The Sebago name is now synonymous with quality hand-stitched footwear but its origins stem from the early 20th century.

Compared with the classic English brands such as Loake, Church, Tricker’s, Sanders and Crockett & Jones, whose origins stem from the middle of the nineteenth century, Sebago shoes are the new kid on the block.  It wasn’t until 1946 when David, J. Wellehan Senior, Joseph Cordeau and William Beaudoin founded The Sebago-Moc Company.  They based the design of their hand-sewn penny loafer on the native American indian moccasin.  Their unique welt construction boat shoe immediately began to prove a huge success with the sailing fraternity.
Within a dozen years sales had reached a million dollars annually.  During these early years the bulk of production was in supplying private labelled footwear but the branded range was taking off with large retailers such as Montgomery Ward and Sears in the US.  Inevitably with demand rising rapidly larger production facilities were soon needed.  A new production facility was opened in 1952 in Maine, capable of producing 2,000 pairs a day.  By 1954 Sebago-Moc had manufactured its 1,000,000th pair.

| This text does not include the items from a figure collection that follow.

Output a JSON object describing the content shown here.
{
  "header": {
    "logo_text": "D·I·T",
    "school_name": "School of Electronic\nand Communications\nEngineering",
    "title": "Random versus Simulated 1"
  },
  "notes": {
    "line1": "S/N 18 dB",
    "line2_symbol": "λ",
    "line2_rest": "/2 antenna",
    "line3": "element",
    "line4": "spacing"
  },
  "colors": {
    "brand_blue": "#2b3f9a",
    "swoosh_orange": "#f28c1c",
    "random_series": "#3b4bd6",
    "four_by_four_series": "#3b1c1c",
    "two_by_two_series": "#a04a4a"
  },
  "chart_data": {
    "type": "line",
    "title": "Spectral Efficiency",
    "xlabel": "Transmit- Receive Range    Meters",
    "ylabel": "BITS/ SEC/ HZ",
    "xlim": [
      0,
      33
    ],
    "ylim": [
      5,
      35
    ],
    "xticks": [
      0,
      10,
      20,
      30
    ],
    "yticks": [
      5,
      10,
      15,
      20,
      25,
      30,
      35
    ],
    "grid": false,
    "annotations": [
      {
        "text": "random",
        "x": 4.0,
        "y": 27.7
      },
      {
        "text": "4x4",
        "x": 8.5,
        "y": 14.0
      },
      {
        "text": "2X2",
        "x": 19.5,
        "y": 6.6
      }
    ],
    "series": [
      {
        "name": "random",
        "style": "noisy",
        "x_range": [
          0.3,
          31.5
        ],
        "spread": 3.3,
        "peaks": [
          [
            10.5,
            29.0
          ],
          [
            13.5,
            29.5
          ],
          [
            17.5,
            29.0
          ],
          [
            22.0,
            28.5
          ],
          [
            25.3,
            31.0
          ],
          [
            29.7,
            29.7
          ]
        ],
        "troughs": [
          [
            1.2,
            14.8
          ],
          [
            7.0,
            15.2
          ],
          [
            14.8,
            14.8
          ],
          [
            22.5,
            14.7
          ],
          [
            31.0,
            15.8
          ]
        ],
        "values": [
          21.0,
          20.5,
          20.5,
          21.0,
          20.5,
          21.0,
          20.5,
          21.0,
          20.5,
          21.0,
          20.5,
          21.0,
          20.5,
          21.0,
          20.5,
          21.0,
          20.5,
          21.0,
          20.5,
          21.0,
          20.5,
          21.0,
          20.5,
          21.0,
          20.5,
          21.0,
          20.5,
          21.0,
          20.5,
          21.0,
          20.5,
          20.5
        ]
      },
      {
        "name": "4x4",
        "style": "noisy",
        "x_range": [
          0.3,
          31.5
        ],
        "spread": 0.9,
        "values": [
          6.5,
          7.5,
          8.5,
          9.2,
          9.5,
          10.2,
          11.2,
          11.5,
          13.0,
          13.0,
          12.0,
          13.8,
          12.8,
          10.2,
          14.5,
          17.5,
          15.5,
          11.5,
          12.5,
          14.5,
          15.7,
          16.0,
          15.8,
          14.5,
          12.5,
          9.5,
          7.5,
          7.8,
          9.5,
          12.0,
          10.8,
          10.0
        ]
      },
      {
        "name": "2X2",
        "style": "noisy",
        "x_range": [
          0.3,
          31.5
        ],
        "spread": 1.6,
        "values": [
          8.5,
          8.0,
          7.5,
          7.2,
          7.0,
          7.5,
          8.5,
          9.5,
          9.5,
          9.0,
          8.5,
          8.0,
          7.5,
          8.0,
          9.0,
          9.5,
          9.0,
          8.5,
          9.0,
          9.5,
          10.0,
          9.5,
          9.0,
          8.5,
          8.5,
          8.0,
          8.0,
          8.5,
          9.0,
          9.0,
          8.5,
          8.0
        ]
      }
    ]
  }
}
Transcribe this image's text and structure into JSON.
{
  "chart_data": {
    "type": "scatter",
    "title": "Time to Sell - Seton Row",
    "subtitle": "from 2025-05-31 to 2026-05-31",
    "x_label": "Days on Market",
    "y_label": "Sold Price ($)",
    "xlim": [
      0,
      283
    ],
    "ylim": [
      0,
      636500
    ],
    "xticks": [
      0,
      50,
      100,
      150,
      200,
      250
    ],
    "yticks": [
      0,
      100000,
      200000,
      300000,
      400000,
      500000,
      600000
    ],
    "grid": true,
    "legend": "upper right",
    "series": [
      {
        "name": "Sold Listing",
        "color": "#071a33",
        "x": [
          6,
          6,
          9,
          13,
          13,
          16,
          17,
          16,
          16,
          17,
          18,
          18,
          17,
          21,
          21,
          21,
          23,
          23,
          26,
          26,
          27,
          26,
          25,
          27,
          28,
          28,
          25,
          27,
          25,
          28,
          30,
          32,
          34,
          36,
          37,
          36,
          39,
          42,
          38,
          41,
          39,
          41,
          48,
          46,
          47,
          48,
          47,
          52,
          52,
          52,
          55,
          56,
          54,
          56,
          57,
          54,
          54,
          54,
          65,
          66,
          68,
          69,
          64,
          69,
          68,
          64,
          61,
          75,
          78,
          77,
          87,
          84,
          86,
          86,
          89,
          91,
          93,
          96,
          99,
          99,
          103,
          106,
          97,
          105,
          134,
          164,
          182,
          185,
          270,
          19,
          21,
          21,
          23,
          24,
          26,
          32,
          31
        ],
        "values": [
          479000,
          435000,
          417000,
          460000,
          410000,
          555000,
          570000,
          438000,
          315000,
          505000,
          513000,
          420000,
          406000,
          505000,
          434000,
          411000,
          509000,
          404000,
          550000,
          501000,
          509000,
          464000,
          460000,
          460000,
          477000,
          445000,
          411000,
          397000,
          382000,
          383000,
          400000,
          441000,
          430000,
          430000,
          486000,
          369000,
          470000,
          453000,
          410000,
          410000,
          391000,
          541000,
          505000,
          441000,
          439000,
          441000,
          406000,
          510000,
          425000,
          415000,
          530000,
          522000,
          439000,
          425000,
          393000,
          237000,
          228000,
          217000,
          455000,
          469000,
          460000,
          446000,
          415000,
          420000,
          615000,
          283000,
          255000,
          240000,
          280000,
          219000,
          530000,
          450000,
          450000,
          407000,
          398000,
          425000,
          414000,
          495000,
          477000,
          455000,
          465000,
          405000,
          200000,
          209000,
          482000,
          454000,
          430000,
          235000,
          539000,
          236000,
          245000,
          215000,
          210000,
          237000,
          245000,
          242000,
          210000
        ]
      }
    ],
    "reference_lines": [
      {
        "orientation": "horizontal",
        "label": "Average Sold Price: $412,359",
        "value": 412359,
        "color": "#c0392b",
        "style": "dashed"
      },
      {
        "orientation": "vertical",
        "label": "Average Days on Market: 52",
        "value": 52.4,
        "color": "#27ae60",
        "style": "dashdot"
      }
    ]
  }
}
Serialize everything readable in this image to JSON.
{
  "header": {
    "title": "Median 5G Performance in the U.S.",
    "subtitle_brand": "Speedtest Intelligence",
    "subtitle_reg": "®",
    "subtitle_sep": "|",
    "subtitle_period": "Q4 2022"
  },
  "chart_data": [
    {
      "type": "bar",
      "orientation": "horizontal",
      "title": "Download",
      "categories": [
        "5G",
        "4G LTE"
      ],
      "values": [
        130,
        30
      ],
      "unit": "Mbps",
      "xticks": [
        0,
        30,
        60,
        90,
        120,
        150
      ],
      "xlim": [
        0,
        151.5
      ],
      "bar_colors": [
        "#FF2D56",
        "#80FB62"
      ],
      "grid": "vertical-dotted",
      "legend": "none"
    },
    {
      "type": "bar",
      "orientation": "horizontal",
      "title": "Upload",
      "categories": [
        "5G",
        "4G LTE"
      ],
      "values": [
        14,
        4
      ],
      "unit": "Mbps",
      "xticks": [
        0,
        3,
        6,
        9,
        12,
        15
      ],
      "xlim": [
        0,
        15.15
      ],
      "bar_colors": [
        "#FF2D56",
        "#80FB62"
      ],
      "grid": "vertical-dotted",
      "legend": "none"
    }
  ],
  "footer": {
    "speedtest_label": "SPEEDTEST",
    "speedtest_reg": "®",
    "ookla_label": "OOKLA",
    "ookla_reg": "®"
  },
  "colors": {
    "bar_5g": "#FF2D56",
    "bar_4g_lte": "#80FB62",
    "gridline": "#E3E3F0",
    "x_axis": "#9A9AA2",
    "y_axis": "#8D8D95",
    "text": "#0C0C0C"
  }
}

During the successful 1950’s Sebago-Moc had been purely supplying the domestic US market with footwear.  It wasn’t until the 1960’s when the brand went truly international.  Starting in Europe the latest range, including a new collection for women, was unveiled at the Semaine du Cuir international exhibition in Paris to huge approval.  Soon afterwards a new production facility was opened in Maine to cater for demand for women’s Sebago shoes.